Saddam Hussein formally charged with the killing of Shia Muslims

Sunday, July 17, 2005

The Special Tribunal set up to try Saddam Hussein has made its first formal charge against him.

Saddam and three others have been charged with the killings in Dujail, the town in which the ex-president survived an assassination attempt in 1982. The charge is minor compared to other crimes Saddam is accused of committing; however he would still face the death penalty if he were to be convicted. The Tribunal is said to have picked this charge as it is one in which the investigation has progressed the most.

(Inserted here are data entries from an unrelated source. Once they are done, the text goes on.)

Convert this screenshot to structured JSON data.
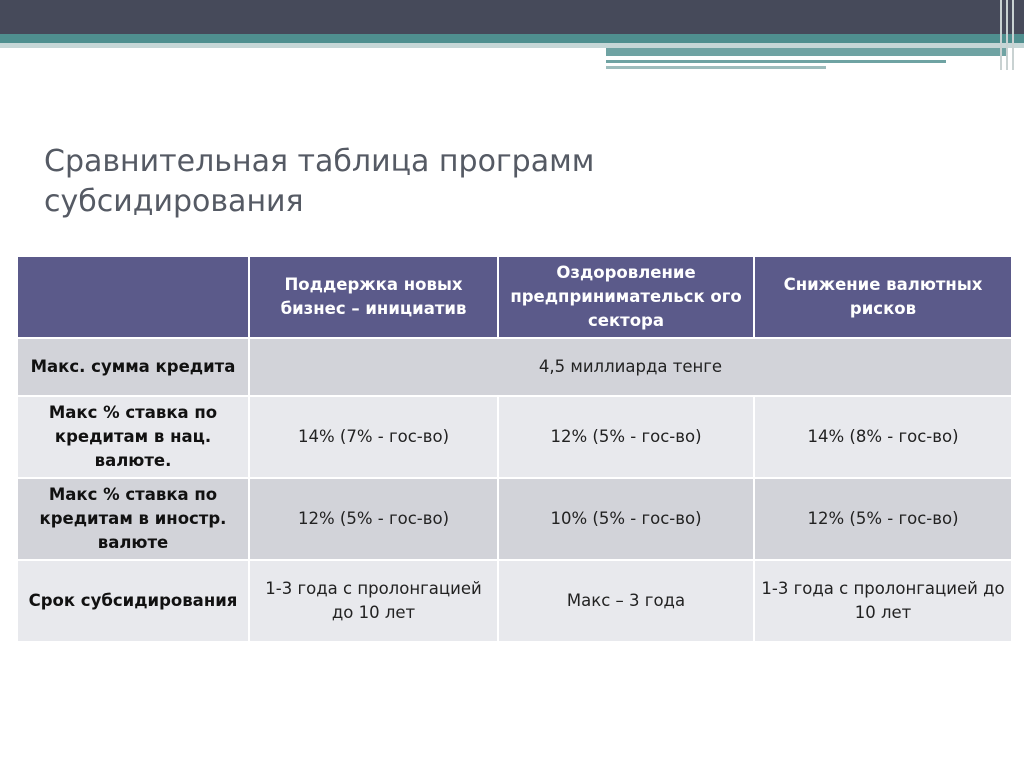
{
  "slide": {
    "title_line1": "Сравнительная таблица программ",
    "title_line2": "субсидирования"
  },
  "table": {
    "columns": [
      "",
      "Поддержка новых бизнес – инициатив",
      "Оздоровление предпринимательск ого сектора",
      "Снижение валютных рисков"
    ],
    "rows": [
      {
        "label": "Макс. сумма кредита",
        "merged_value": "4,5 миллиарда тенге"
      },
      {
        "label": "Макс % ставка по кредитам в нац. валюте.",
        "values": [
          "14% (7% - гос-во)",
          "12% (5% - гос-во)",
          "14% (8% - гос-во)"
        ]
      },
      {
        "label": "Макс % ставка по кредитам в иностр. валюте",
        "values": [
          "12% (5% - гос-во)",
          "10% (5% - гос-во)",
          "12% (5% - гос-во)"
        ]
      },
      {
        "label": "Срок субсидирования",
        "values": [
          "1-3 года с пролонгацией до 10 лет",
          "Макс – 3 года",
          "1-3 года с пролонгацией до 10 лет"
        ]
      }
    ]
  },
  "colors": {
    "header_bg": "#5b5a8a",
    "row_dark": "#d2d3d9",
    "row_light": "#e8e9ed",
    "top_bar": "#464a5a",
    "accent_teal": "#4f8f8f"
  }
}
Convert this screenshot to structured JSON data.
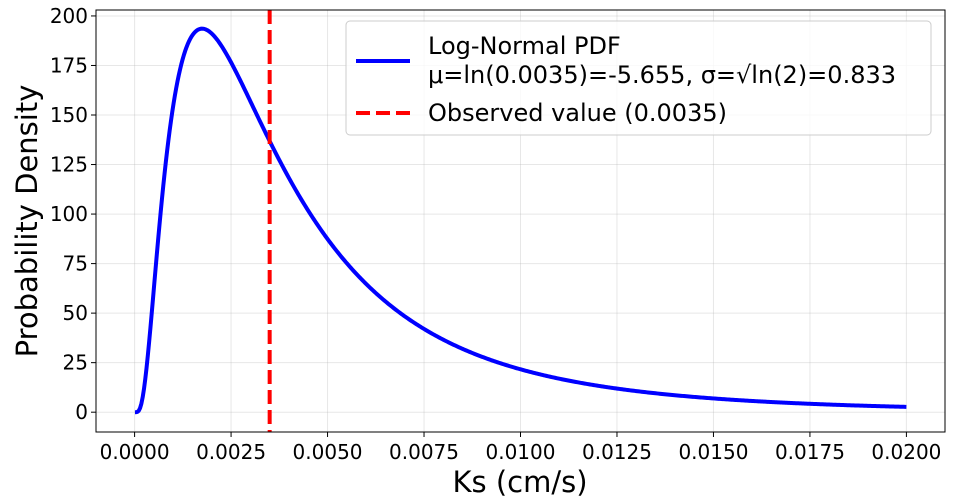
{
  "chart_data": {
    "type": "line",
    "title": "",
    "xlabel": "Ks (cm/s)",
    "ylabel": "Probability Density",
    "xlim": [
      -0.001,
      0.021
    ],
    "ylim": [
      -10,
      203
    ],
    "grid": true,
    "x_ticks": [
      0.0,
      0.0025,
      0.005,
      0.0075,
      0.01,
      0.0125,
      0.015,
      0.0175,
      0.02
    ],
    "x_tick_labels": [
      "0.0000",
      "0.0025",
      "0.0050",
      "0.0075",
      "0.0100",
      "0.0125",
      "0.0150",
      "0.0175",
      "0.0200"
    ],
    "y_ticks": [
      0,
      25,
      50,
      75,
      100,
      125,
      150,
      175,
      200
    ],
    "y_tick_labels": [
      "0",
      "25",
      "50",
      "75",
      "100",
      "125",
      "150",
      "175",
      "200"
    ],
    "legend_position": "top-right",
    "series": [
      {
        "name": "Log-Normal PDF",
        "legend_line1": "Log-Normal PDF",
        "legend_line2": "μ=ln(0.0035)=-5.655, σ=√ln(2)=0.833",
        "color": "#0000ff",
        "style": "solid",
        "distribution": "lognormal",
        "mu": -5.655,
        "sigma": 0.833,
        "x_start": 1e-05,
        "x_end": 0.02
      },
      {
        "name": "Observed value (0.0035)",
        "color": "#ff0000",
        "style": "dashed",
        "kind": "vline",
        "x": 0.0035
      }
    ]
  }
}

Many Iraqis would prefer a quick trial of the ex-president, and so the Special Tribunal has picked a charge they are confident they can convict on quickly. The date for the trial is set to be announced in the next few days. Iraqi law states that a trial can only begin 45 days after the charges have been made, and therefore the proceedings could start as early as September.

Other than Saddam Hussein, his brother-in-law Barzan Ibrahim Al-Hassan, former vice-president Taha Yasin Ramadan and former top judge Awad Badar Al-Bender are also being charged in the Dujail case.

The Iraqi Government has said it plans to bring only 12 charges against the former leader, each of them carrying the death penalty, out of a possible 500 of which he is accused. The trial is expected to start as early as September.